Como destacado no texto, o fornecedor terá 30 dias para sanar o defeito / vício do produto. Caso não resolva a situação, abre-se ao consumidor 3 hipóteses que são a substituição, a restituição ou o abatimento proporcional do preço, situação que mesmo parecendo estranha, pode atender muito bem às expectativas do consumidor. Imagine no exemplo da questão, que o sistema de som da TV tenha vindo com defeito, situação que tecnicamente a inviabilizaria para o uso regular.
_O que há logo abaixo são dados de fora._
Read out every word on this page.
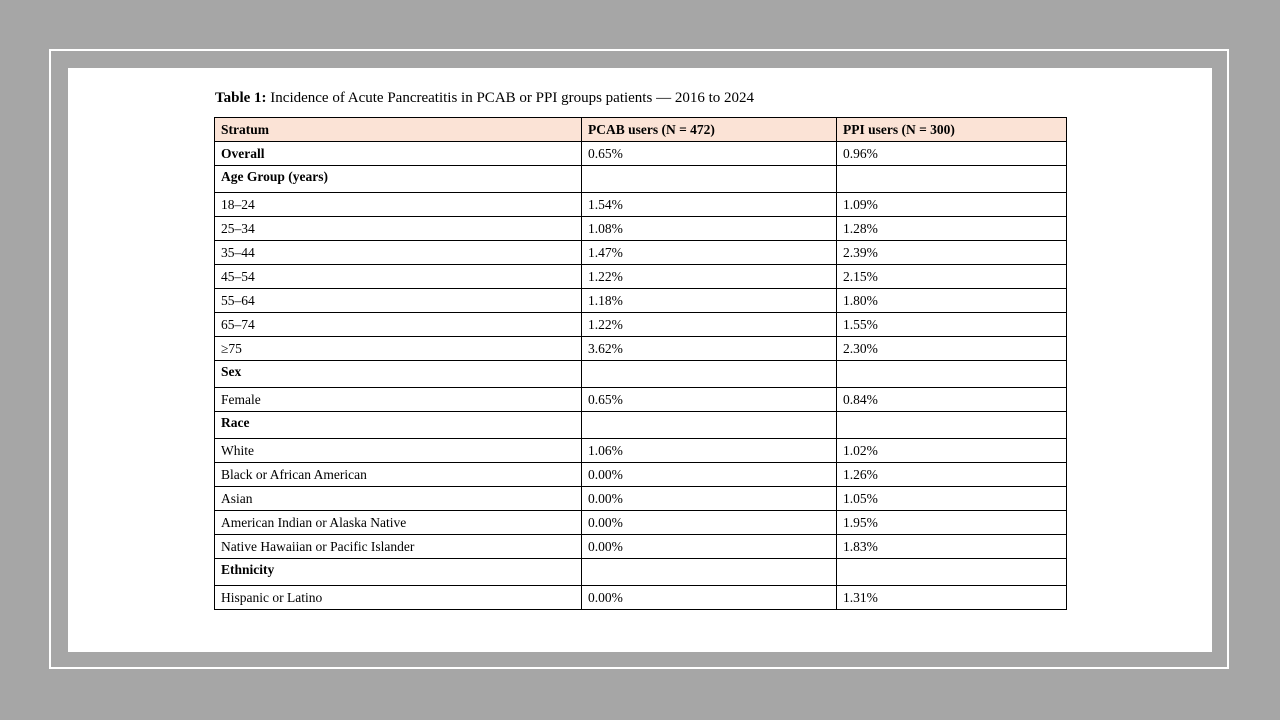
Table 1: Incidence of Acute Pancreatitis in PCAB or PPI groups patients — 2016 to 2024
Stratum	PCAB users (N = 472)	PPI users (N = 300)
Overall	0.65%	0.96%
Age Group (years)		
18–24	1.54%	1.09%
25–34	1.08%	1.28%
35–44	1.47%	2.39%
45–54	1.22%	2.15%
55–64	1.18%	1.80%
65–74	1.22%	1.55%
≥75	3.62%	2.30%
Sex		
Female	0.65%	0.84%
Race		
White	1.06%	1.02%
Black or African American	0.00%	1.26%
Asian	0.00%	1.05%
American Indian or Alaska Native	0.00%	1.95%
Native Hawaiian or Pacific Islander	0.00%	1.83%
Ethnicity		
Hispanic or Latino	0.00%	1.31%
Mas não para o caso de alguém que a tenha adquirido para integrar um sistema de home theater, onde a função do som não será requisitada. Me parece que um abatimento cairia como uma luva ao consumidor.

 

Abordando a questão agora, podemos identificar com mais clareza a alternativa correta.

 

Com certo ardil, tentou o examinador confundir o examinado, pois o parágrafo terceiro do citado artigo menciona a possibilidade do consumidor imediatamente exigir a substituição do bem. Veja a redação:

3° O consumidor poderá fazer uso imediato das alternativas do § 1° deste artigo sempre que, em razão da extensão do vício, a substituição das partes viciadas puder comprometer a qualidade ou características do produto, diminuir-lhe o valor ou se tratar de produto essencial.

 

Como o enunciado deixa parecer, o problema no botão de volume do controle remoto não funciona bem. Mas esse acessório compõe o atributo de comodidade do produto, não comprometendo o funcionamento da televisão. A sensibilidade associada à emoção e ao stress da prova fizeram com que muitos candidatos errassem essa questão. Uma pena. Não há como exigir a imediata substituição do bem!

 

A alternativa B fala em pedir o dinheiro de volta. De novo nossas atenções se voltam ao enunciado da questão: “nesse momento”. Imediata do artigo 18 quer dizer imediatamente ao término do prazo de 30 dias. Perceba que o mesmo imediato vem acrescido de monetariamente atualizado, situação que presume o decurso do prazo de 30 dias. A título de conhecimento, mitigarei um pouco mais o imediatismo do lapso temporal com parte da redação do §2 do mesmo artigo:

2° Poderão as partes convencionar a redução ou ampliação do prazo previsto no parágrafo anterior, não podendo ser inferior a sete nem superior a cento e oitenta dias

 

Como percebemos, o imediato teria no mínimo 7 dias.

 

Na alternativa C, temos algo que parece ter sido desenhado à luz do parágrafo primeiro supracitado. E de fato foi, sendo a alternativa correta de acordo com o gabarito da FGV.

 

Por fim, o erro da alternativa D está na ausência de prescrição legal para o empréstimo de um bem enquanto o adquirido é analisado, sendo mera deliberação de fornecedores que querem garantir a satisfação de difícil captação e com os quais pretendem manter bom relacionamento, tal como se observa com concessionárias de veículos.

 

Uma dica final para todo estudante, que contribui muito para a celeridade no processamento das informações na hora da prova, é estudar todas as Leis e Códigos tendo noção da parte geográfica que está sendo estudada. Sei que geralmente estudamos tudo, do primeiro ao último artigo, sem pensar na relevância do agrupamento de assuntos. A partir de hoje, gostaria de pedir que antes de começar o estudo por artigos, entendesse a dinâmica do Sumário, ok? Bons estudos!